Pride and Prejudice and Zombies: A Movie Review by Nelson Espinal

     Near the beginning of Pride and Prejudice and Zombies, Mr. Darcy (Sam Riley) is asked his opinion of Elizabeth Bennet (Lily James), and he simply says, “She is tolerable.”
     There is no better way to describe this 1 hour and 48 minute movie.
     The film keys in on the five Bennett sisters that live in a zombie-filled society.
     They were all sent to be trained in China at an early age in order to become masters of deadly martial arts. Upon introduction, it is clear that none of these women is the stereotypical woman.
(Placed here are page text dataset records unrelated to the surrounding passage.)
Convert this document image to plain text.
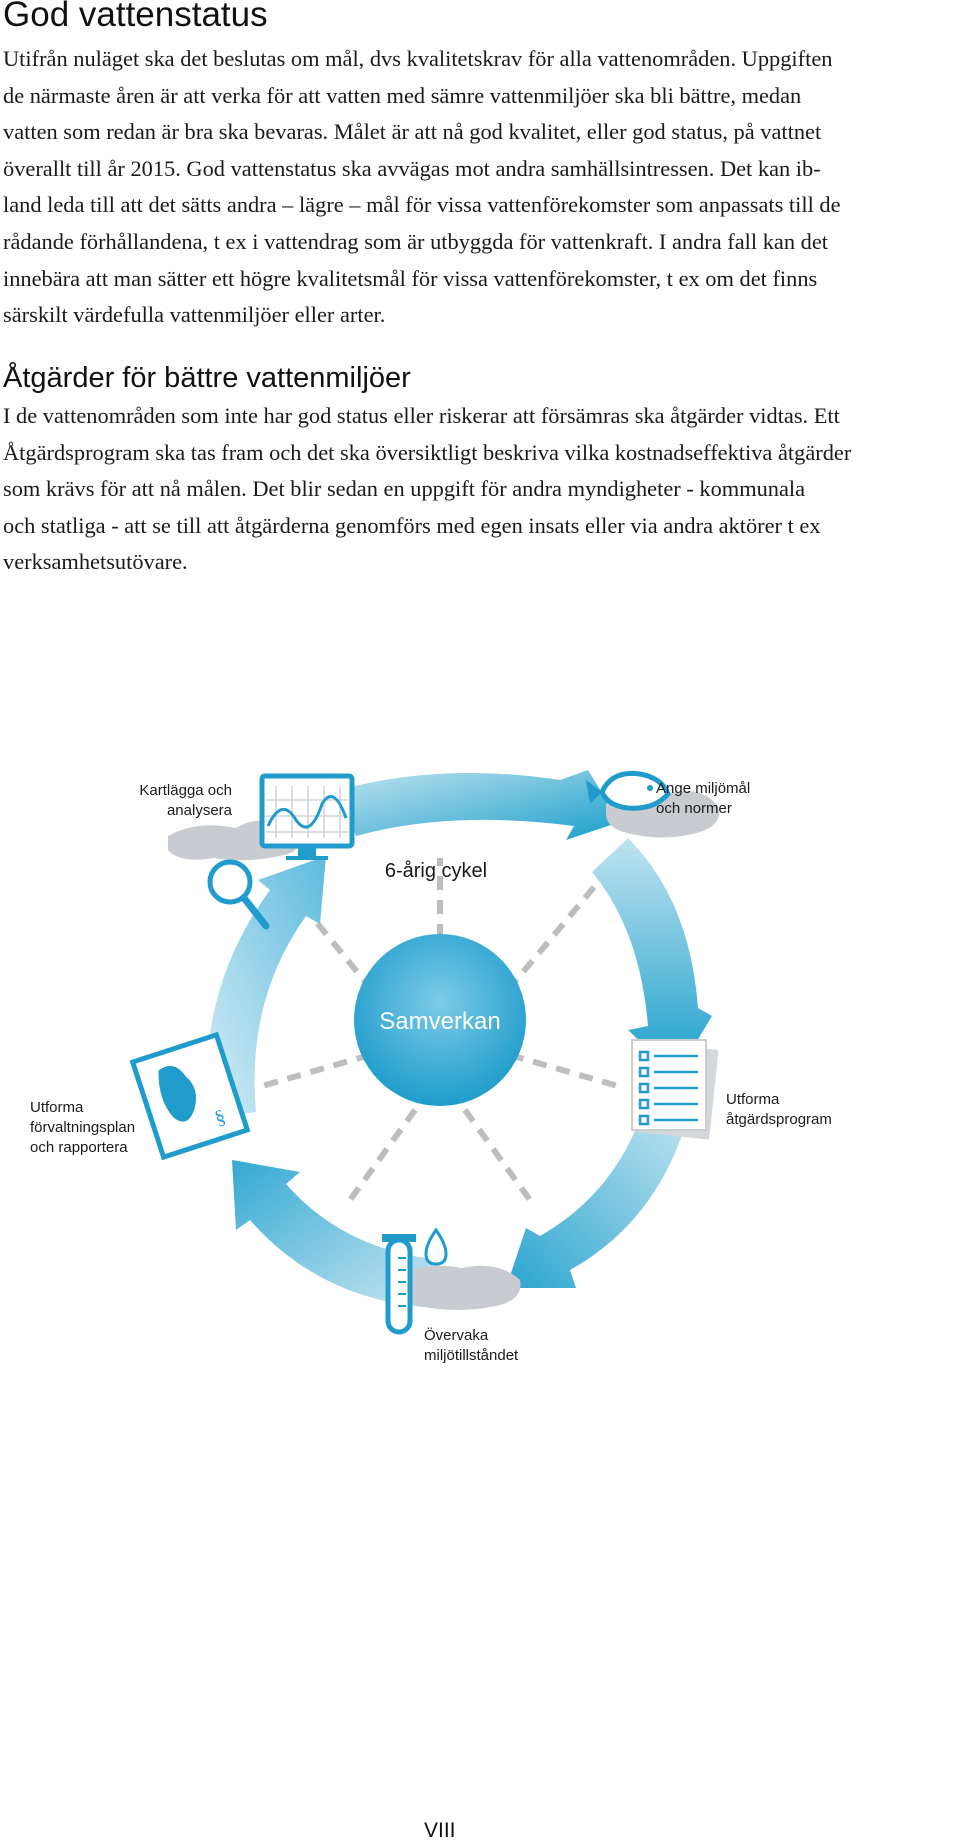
God vattenstatus

Utifrån nuläget ska det beslutas om mål, dvs kvalitetskrav för alla vattenområden. Uppgiften
de närmaste åren är att verka för att vatten med sämre vattenmiljöer ska bli bättre, medan
vatten som redan är bra ska bevaras. Målet är att nå god kvalitet, eller god status, på vattnet
överallt till år 2015. God vattenstatus ska avvägas mot andra samhällsintressen. Det kan ib-
land leda till att det sätts andra – lägre – mål för vissa vattenförekomster som anpassats till de
rådande förhållandena, t ex i vattendrag som är utbyggda för vattenkraft. I andra fall kan det
innebära att man sätter ett högre kvalitetsmål för vissa vattenförekomster, t ex om det finns
särskilt värdefulla vattenmiljöer eller arter.

Åtgärder för bättre vattenmiljöer

I de vattenområden som inte har god status eller riskerar att försämras ska åtgärder vidtas. Ett
Åtgärdsprogram ska tas fram och det ska översiktligt beskriva vilka kostnadseffektiva åtgärder
som krävs för att nå målen. Det blir sedan en uppgift för andra myndigheter - kommunala
och statliga - att se till att åtgärderna genomförs med egen insats eller via andra aktörer t ex
verksamhetsutövare.

Samverkan
6-årig cykel
§
Kartlägga och
analysera
Ange miljömål
och normer
Utforma
åtgärdsprogram
Övervaka
miljötillståndet
Utforma
förvaltningsplan
och rapportera

VIII
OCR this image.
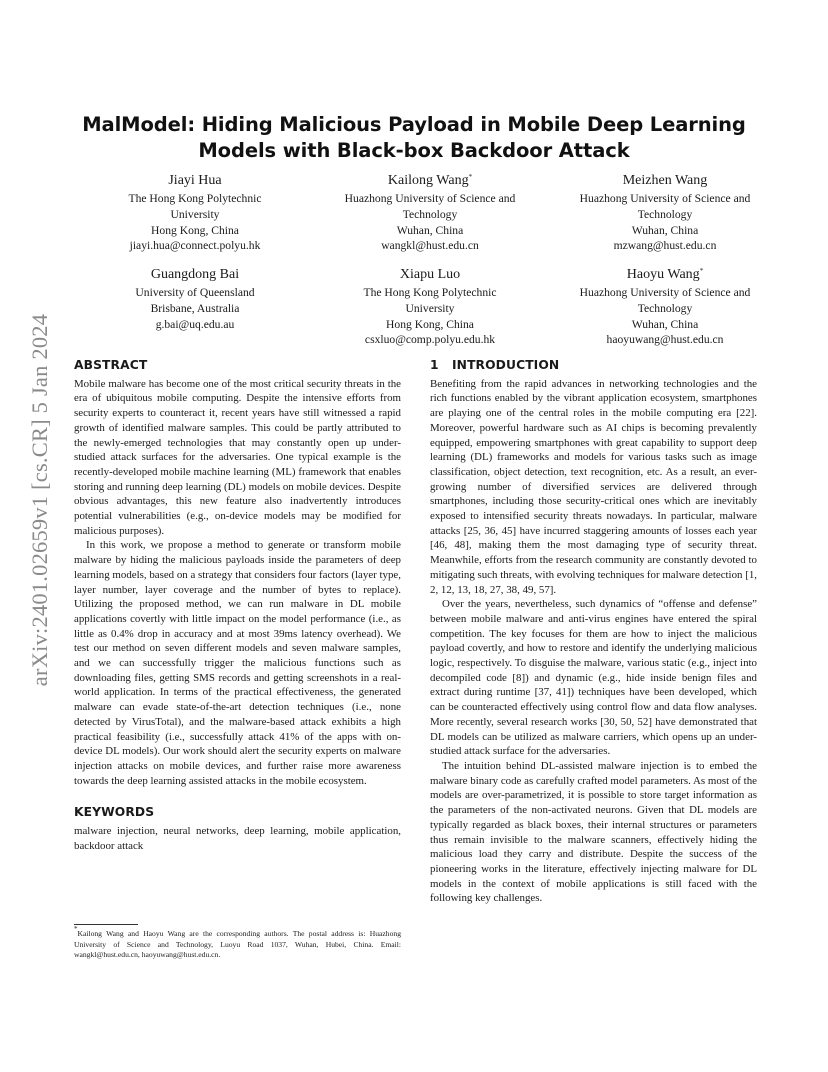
arXiv:2401.02659v1 [cs.CR] 5 Jan 2024
MalModel: Hiding Malicious Payload in Mobile Deep Learning
Models with Black-box Backdoor Attack
Jiayi Hua
The Hong Kong Polytechnic
University
Hong Kong, China
jiayi.hua@connect.polyu.hk
Kailong Wang*
Huazhong University of Science and
Technology
Wuhan, China
wangkl@hust.edu.cn
Meizhen Wang
Huazhong University of Science and
Technology
Wuhan, China
mzwang@hust.edu.cn
Guangdong Bai
University of Queensland
Brisbane, Australia
g.bai@uq.edu.au
Xiapu Luo
The Hong Kong Polytechnic
University
Hong Kong, China
csxluo@comp.polyu.edu.hk
Haoyu Wang*
Huazhong University of Science and
Technology
Wuhan, China
haoyuwang@hust.edu.cn
ABSTRACT

Mobile malware has become one of the most critical security threats in the era of ubiquitous mobile computing. Despite the intensive efforts from security experts to counteract it, recent years have still witnessed a rapid growth of identified malware samples. This could be partly attributed to the newly-emerged technologies that may constantly open up under-studied attack surfaces for the adversaries. One typical example is the recently-developed mobile machine learning (ML) framework that enables storing and running deep learning (DL) models on mobile devices. Despite obvious advantages, this new feature also inadvertently introduces potential vulnerabilities (e.g., on-device models may be modified for malicious purposes).

In this work, we propose a method to generate or transform mobile malware by hiding the malicious payloads inside the parameters of deep learning models, based on a strategy that considers four factors (layer type, layer number, layer coverage and the number of bytes to replace). Utilizing the proposed method, we can run malware in DL mobile applications covertly with little impact on the model performance (i.e., as little as 0.4% drop in accuracy and at most 39ms latency overhead). We test our method on seven different models and seven malware samples, and we can successfully trigger the malicious functions such as downloading files, getting SMS records and getting screenshots in a real-world application. In terms of the practical effectiveness, the generated malware can evade state-of-the-art detection techniques (i.e., none detected by VirusTotal), and the malware-based attack exhibits a high practical feasibility (i.e., successfully attack 41% of the apps with on-device DL models). Our work should alert the security experts on malware injection attacks on mobile devices, and further raise more awareness towards the deep learning assisted attacks in the mobile ecosystem.

KEYWORDS

malware injection, neural networks, deep learning, mobile application, backdoor attack

*Kailong Wang and Haoyu Wang are the corresponding authors. The postal address is: Huazhong University of Science and Technology, Luoyu Road 1037, Wuhan, Hubei, China. Email: wangkl@hust.edu.cn, haoyuwang@hust.edu.cn.

1 INTRODUCTION

Benefiting from the rapid advances in networking technologies and the rich functions enabled by the vibrant application ecosystem, smartphones are playing one of the central roles in the mobile computing era [22]. Moreover, powerful hardware such as AI chips is becoming prevalently equipped, empowering smartphones with great capability to support deep learning (DL) frameworks and models for various tasks such as image classification, object detection, text recognition, etc. As a result, an ever-growing number of diversified services are delivered through smartphones, including those security-critical ones which are inevitably exposed to intensified security threats nowadays. In particular, malware attacks [25, 36, 45] have incurred staggering amounts of losses each year [46, 48], making them the most damaging type of security threat. Meanwhile, efforts from the research community are constantly devoted to mitigating such threats, with evolving techniques for malware detection [1, 2, 12, 13, 18, 27, 38, 49, 57].

Over the years, nevertheless, such dynamics of “offense and defense” between mobile malware and anti-virus engines have entered the spiral competition. The key focuses for them are how to inject the malicious payload covertly, and how to restore and identify the underlying malicious logic, respectively. To disguise the malware, various static (e.g., inject into decompiled code [8]) and dynamic (e.g., hide inside benign files and extract during runtime [37, 41]) techniques have been developed, which can be counteracted effectively using control flow and data flow analyses. More recently, several research works [30, 50, 52] have demonstrated that DL models can be utilized as malware carriers, which opens up an under-studied attack surface for the adversaries.

The intuition behind DL-assisted malware injection is to embed the malware binary code as carefully crafted model parameters. As most of the models are over-parametrized, it is possible to store target information as the parameters of the non-activated neurons. Given that DL models are typically regarded as black boxes, their internal structures or parameters thus remain invisible to the malware scanners, effectively hiding the malicious load they carry and distribute. Despite the success of the pioneering works in the literature, effectively injecting malware for DL models in the context of mobile applications is still faced with the following key challenges.
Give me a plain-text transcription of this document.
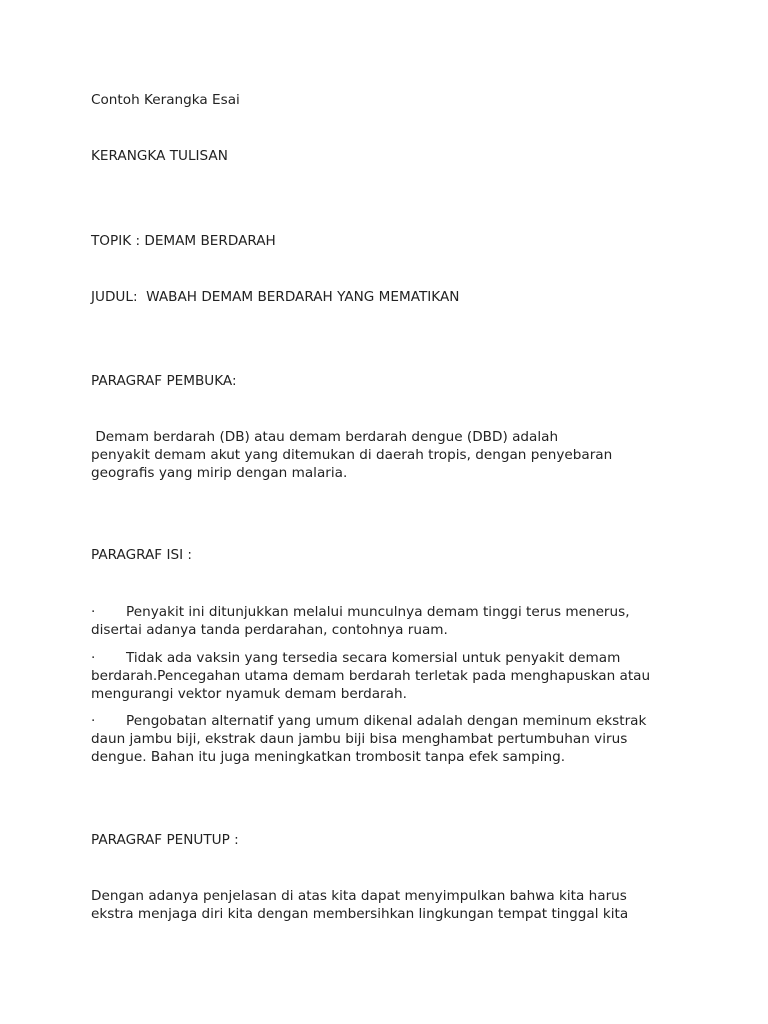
Contoh Kerangka Esai

KERANGKA TULISAN

TOPIK : DEMAM BERDARAH

JUDUL:  WABAH DEMAM BERDARAH YANG MEMATIKAN

PARAGRAF PEMBUKA:

Demam berdarah (DB) atau demam berdarah dengue (DBD) adalah
penyakit demam akut yang ditemukan di daerah tropis, dengan penyebaran
geografis yang mirip dengan malaria.

PARAGRAF ISI :

· Penyakit ini ditunjukkan melalui munculnya demam tinggi terus menerus,
disertai adanya tanda perdarahan, contohnya ruam.
· Tidak ada vaksin yang tersedia secara komersial untuk penyakit demam
berdarah.Pencegahan utama demam berdarah terletak pada menghapuskan atau
mengurangi vektor nyamuk demam berdarah.
· Pengobatan alternatif yang umum dikenal adalah dengan meminum ekstrak
daun jambu biji, ekstrak daun jambu biji bisa menghambat pertumbuhan virus
dengue. Bahan itu juga meningkatkan trombosit tanpa efek samping.

PARAGRAF PENUTUP :

Dengan adanya penjelasan di atas kita dapat menyimpulkan bahwa kita harus
ekstra menjaga diri kita dengan membersihkan lingkungan tempat tinggal kita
     They are seen sharpening their swords and cleaning guns during an extremely memorable introductory shot. The sisters receive word they have been invited to a party, and they then prepare accordingly.
     They have secret compartments under their dress in which they store knives and guns. In stockings, around their waist, pretty much anywhere imaginable.  
     The packed action scenes make it challenging to divert attention for long periods of the time. The first major fight scene is the best as all, as the five sisters work to clear a room of zombies.
     They attack zombies in a vicious manner, demonstrating impeccable fighting abilities. The PG-13 rating, however, means only minimal levels of gore can be shone, limiting the potential of fight scenes.
     If this film somehow carried an R rating, the action would be brought to another level and this film would enter a tier of its own in the saturated market of zombie movies.
     Apart from the thrilling opening scene in which Mr. Darcy brutally kills a man who was suppressing his infection, the film suffers from pacing issues.
     In the movie, there is a Walking Dead-esque scene in which Jane Bennett cuts a zombie up limb by limb. She later gets the flu and is sick for a long period of time.
     Very little happens during her time away, which results in the movie dragging on until the ball.
     Apart from pacing issues, there is a lack of balance between the Pride and Prejudice moments and the zombie moments, with the former being much more present. It is during these extended romantic moments when the film begins to drag.
     With overbearing amounts of romance, the movie fails to avoid an abundance of romantic clichés.
     To list, there is the love at first site cliché between Jane Bennett (Bella Heathcote) and Mr. Binkley (Douglas Booth), the same holding true for Elizabeth Bennet and Mr. Darcy.
     Additionally, there is the love triangle between Elizabeth Bennet, Mr. Darcy, and George Wickham (Jack Hutson).
     Finally, there is the classic tale of a woman settling for an annoying man, with the relationship of hilarious Parson Collins (Matt Smith) and Charlotte Lucas (Aisling Loftus).
     The relationship between Mr. Darcy and Elizabeth outshines the others as they constantly go at each other, yet their feelings for one another are as visible as a clear day.
     Sam Riley and Lily James deliver amazing performances that make the relationship feel real.
     Lily James, especially, does a great job with the lead role in this film as a strong, independent woman who is both beautiful and a spectacular warrior.
     This holds true for the entire cast. They buy into the concept of the film and deliver incredibly believable performances.
Director Burr Steers should be applauded. The cast could not have done a better job, and their performances overcome poor writing and editing to make it somewhat of an enjoyable experience.
     In the end, Pride and Prejudice and Zombies lives up to its name, providing some good action scenes, witty humor, and romance to appease those who are suckers for a cheesy love story.
     Even with the pacing inconsistencies and the poor writing, there are definitely worse ways to spend two hours.
     Who knows, you might get invested in Mr. Darcy and Elizabeth to the point where you shed a tear towards the end of the movie.